I also take issue with Skywagon8a's claim that his "new" supercub on floats will come in at $70K. "New" means NEW, not scrounged salvage, rebuilt, or repaired. Just a new firewall forward with a NEW prop, a NEW 180 hp engine, NEW mount, NEW baffles, NEW cowlings, NEW exhaust, and NEW accessories is going to cost you $40-50K. NEW floats are 18 to 28K. A NEW fuselage with doors, tail feathers, landing gear, and little pieces/parts is 25K - 30K. NEW wings, flaps, ailerons another 20K. Covering materials at least 3K. A NEW panel with NEW instruments is a minimum of 2 K.

Paul please reread my above post. I said out of pocket expense. Yes the engine is not new. It is a IO-360 with 130TT which has been pickled. I paid $5000 for it a while ago. The floats I bought new and picked up at EDO's factory for $3100. I have been keeping close track of my outlay and it is currently just under $70,000 including a new GPS and $5500 prop. There will be minimal further expense from this point. The original question was about building from scratch. My airframe was a welded up kit. I agree with Bugs66's number of around $50k for scratch built without floats. My labor at this point is just under 1000 hours. It will take some more hours to scratch build the baffles and assemble the whole plane.
 
Fuselage tubing -$4K
D&E wing kit- $7K
Fabric and paint - around $3K
Interior "stuff" (instruments,floorboards,panel)- around $5K
Decent half-time O-320 - $6-10K

That will bring me too a ball park $30,000 to get airborne. Floats, big tires, etc. can come later as I can afford them
 
Wronghand,
You forgot wheels, breaks and landing gear.

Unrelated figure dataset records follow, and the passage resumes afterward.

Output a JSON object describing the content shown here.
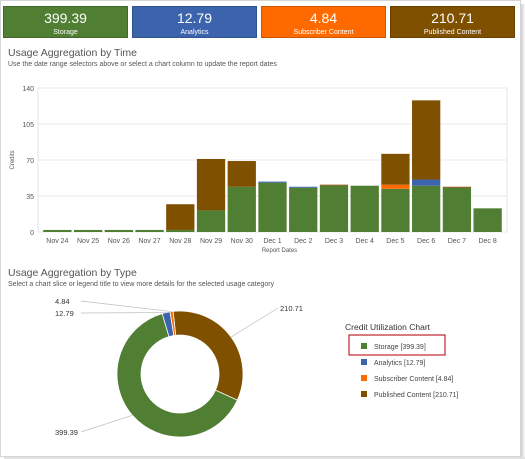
{
  "colors": {
    "storage": "#507e32",
    "analytics": "#3c64ad",
    "subscriber": "#ff6a00",
    "published": "#7f5000",
    "highlight": "#c0232a"
  },
  "summary_tiles": [
    {
      "value": "399.39",
      "label": "Storage"
    },
    {
      "value": "12.79",
      "label": "Analytics"
    },
    {
      "value": "4.84",
      "label": "Subscriber Content"
    },
    {
      "value": "210.71",
      "label": "Published Content"
    }
  ],
  "time_section": {
    "title": "Usage Aggregation by Time",
    "subtitle": "Use the date range selectors above or select a chart column to update the report dates"
  },
  "type_section": {
    "title": "Usage Aggregation by Type",
    "subtitle": "Select a chart slice or legend title to view more details for the selected usage category",
    "legend_title": "Credit Utilization Chart"
  },
  "chart_data": [
    {
      "type": "bar",
      "stacked": true,
      "xlabel": "Report Dates",
      "ylabel": "Credits",
      "ylim": [
        0,
        140
      ],
      "yticks": [
        0,
        35,
        70,
        105,
        140
      ],
      "grid": true,
      "categories": [
        "Nov 24",
        "Nov 25",
        "Nov 26",
        "Nov 27",
        "Nov 28",
        "Nov 29",
        "Nov 30",
        "Dec 1",
        "Dec 2",
        "Dec 3",
        "Dec 4",
        "Dec 5",
        "Dec 6",
        "Dec 7",
        "Dec 8"
      ],
      "series": [
        {
          "key": "storage",
          "values": [
            2,
            2,
            2,
            2,
            2,
            21,
            44,
            48,
            43,
            45,
            45,
            42,
            45,
            43,
            23
          ]
        },
        {
          "key": "analytics",
          "values": [
            0,
            0,
            0,
            0,
            0,
            0,
            0,
            1,
            1,
            0,
            0,
            0,
            6,
            0,
            0
          ]
        },
        {
          "key": "subscriber",
          "values": [
            0,
            0,
            0,
            0,
            0,
            0,
            0,
            0,
            0,
            0,
            0,
            4,
            0,
            0,
            0
          ]
        },
        {
          "key": "published",
          "values": [
            0,
            0,
            0,
            0,
            25,
            50,
            25,
            0,
            0,
            1,
            0,
            30,
            77,
            1,
            0
          ]
        }
      ]
    },
    {
      "type": "pie",
      "donut": true,
      "legend_position": "right",
      "slices": [
        {
          "name": "Storage",
          "value": 399.39,
          "label": "399.39",
          "legend": "Storage [399.39]",
          "key": "storage",
          "highlighted": true
        },
        {
          "name": "Analytics",
          "value": 12.79,
          "label": "12.79",
          "legend": "Analytics [12.79]",
          "key": "analytics",
          "highlighted": false
        },
        {
          "name": "Subscriber Content",
          "value": 4.84,
          "label": "4.84",
          "legend": "Subscriber Content [4.84]",
          "key": "subscriber",
          "highlighted": false
        },
        {
          "name": "Published Content",
          "value": 210.71,
          "label": "210.71",
          "legend": "Published Content [210.71]",
          "key": "published",
          "highlighted": false
        }
      ]
    }
  ]
}
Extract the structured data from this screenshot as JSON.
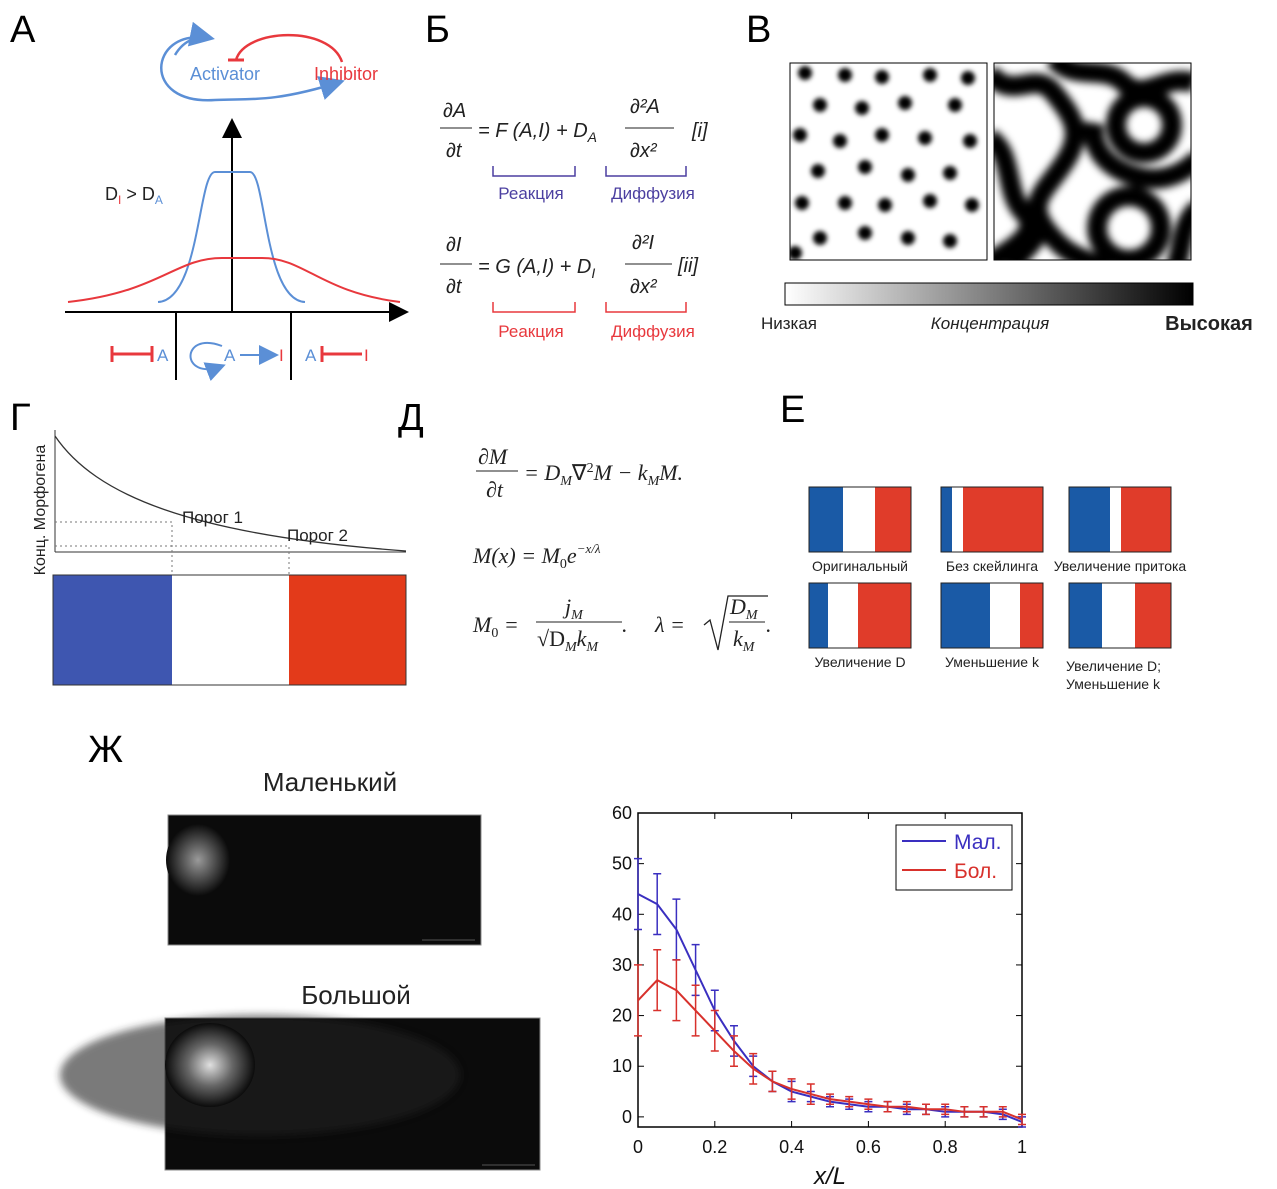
{
  "panel_a": {
    "label": "А",
    "activator": "Activator",
    "inhibitor": "Inhibitor",
    "condition": [
      "D",
      "I",
      " > D",
      "A"
    ],
    "bottom": [
      "A",
      "A",
      "I",
      "A",
      "I"
    ]
  },
  "panel_b": {
    "label": "Б",
    "eq1": {
      "num": "∂A",
      "den": "∂t",
      "rhs": [
        "= F (A,I) + D",
        "A"
      ],
      "frac_num": "∂²A",
      "frac_den": "∂x²",
      "tag": "[i]",
      "reaction": "Реакция",
      "diffusion": "Диффузия"
    },
    "eq2": {
      "num": "∂I",
      "den": "∂t",
      "rhs": [
        "= G (A,I) + D",
        "I"
      ],
      "frac_num": "∂²I",
      "frac_den": "∂x²",
      "tag": "[ii]",
      "reaction": "Реакция",
      "diffusion": "Диффузия"
    }
  },
  "panel_v": {
    "label": "В",
    "low": "Низкая",
    "axis": "Концентрация",
    "high": "Высокая"
  },
  "panel_g": {
    "label": "Г",
    "ylabel": "Конц. Морфогена",
    "threshold1": "Порог 1",
    "threshold2": "Порог 2"
  },
  "panel_d": {
    "label": "Д",
    "eq1": {
      "num": "∂M",
      "den": "∂t",
      "rhs": [
        "= D",
        "M",
        "∇",
        "2",
        "M − k",
        "M",
        "M."
      ]
    },
    "eq2": [
      "M(x) = M",
      "0",
      "e",
      "−x/λ"
    ],
    "eq3": {
      "lhs": [
        "M",
        "0",
        " ="
      ],
      "num": [
        "j",
        "M"
      ],
      "den": [
        "√D",
        "M",
        "k",
        "M"
      ],
      "mid": ".     λ =",
      "num2": [
        "D",
        "M"
      ],
      "den2": [
        "k",
        "M"
      ],
      "end": "."
    }
  },
  "panel_e": {
    "label": "Е",
    "items": [
      "Оригинальный",
      "Без скейлинга",
      "Увеличение притока",
      "Увеличение D",
      "Уменьшение k",
      [
        "Увеличение D;",
        "Уменьшение k"
      ]
    ]
  },
  "panel_zh": {
    "label": "Ж",
    "small": "Маленький",
    "large": "Большой"
  },
  "chart_data": {
    "type": "line",
    "xlabel": "x/L",
    "x": [
      0,
      0.05,
      0.1,
      0.15,
      0.2,
      0.25,
      0.3,
      0.35,
      0.4,
      0.45,
      0.5,
      0.55,
      0.6,
      0.65,
      0.7,
      0.75,
      0.8,
      0.85,
      0.9,
      0.95,
      1
    ],
    "series": [
      {
        "name": "Мал.",
        "color": "#3a2fc0",
        "values": [
          44,
          42,
          37,
          29,
          21,
          15,
          10,
          7,
          5,
          4,
          3,
          2.5,
          2,
          2,
          1.5,
          1.5,
          1,
          1,
          1,
          0.5,
          -1
        ],
        "errors": [
          7,
          6,
          6,
          5,
          4,
          3,
          2,
          2,
          2,
          1,
          1,
          1,
          1,
          1,
          1,
          1,
          1,
          1,
          1,
          1,
          1
        ]
      },
      {
        "name": "Бол.",
        "color": "#d8312c",
        "values": [
          23,
          27,
          25,
          21,
          17,
          13,
          9.5,
          7,
          5.5,
          4.5,
          3.5,
          3,
          2.5,
          2,
          2,
          1.5,
          1.5,
          1,
          1,
          1,
          -0.5
        ],
        "errors": [
          7,
          6,
          6,
          5,
          4,
          3,
          3,
          2,
          2,
          2,
          1,
          1,
          1,
          1,
          1,
          1,
          1,
          1,
          1,
          1,
          1
        ]
      }
    ],
    "xlim": [
      0,
      1
    ],
    "ylim": [
      -2,
      60
    ],
    "xticks": [
      0,
      0.2,
      0.4,
      0.6,
      0.8,
      1
    ],
    "yticks": [
      0,
      10,
      20,
      30,
      40,
      50,
      60
    ],
    "legend": "upper right"
  }
}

You can scrounge most of it. I got a good extra set of Cleavland and brakes I need to sell one of these days. You can likely build the fuselage for about $2500 so you are high there. Paint and fabric will be more like $5K; I'm figuring on that amount anyway. Don't forget fuel system but you can build that also. So, yeah I think $30K to $35K is do-able if you like to build and are a good scrounger. Now you just have to get started.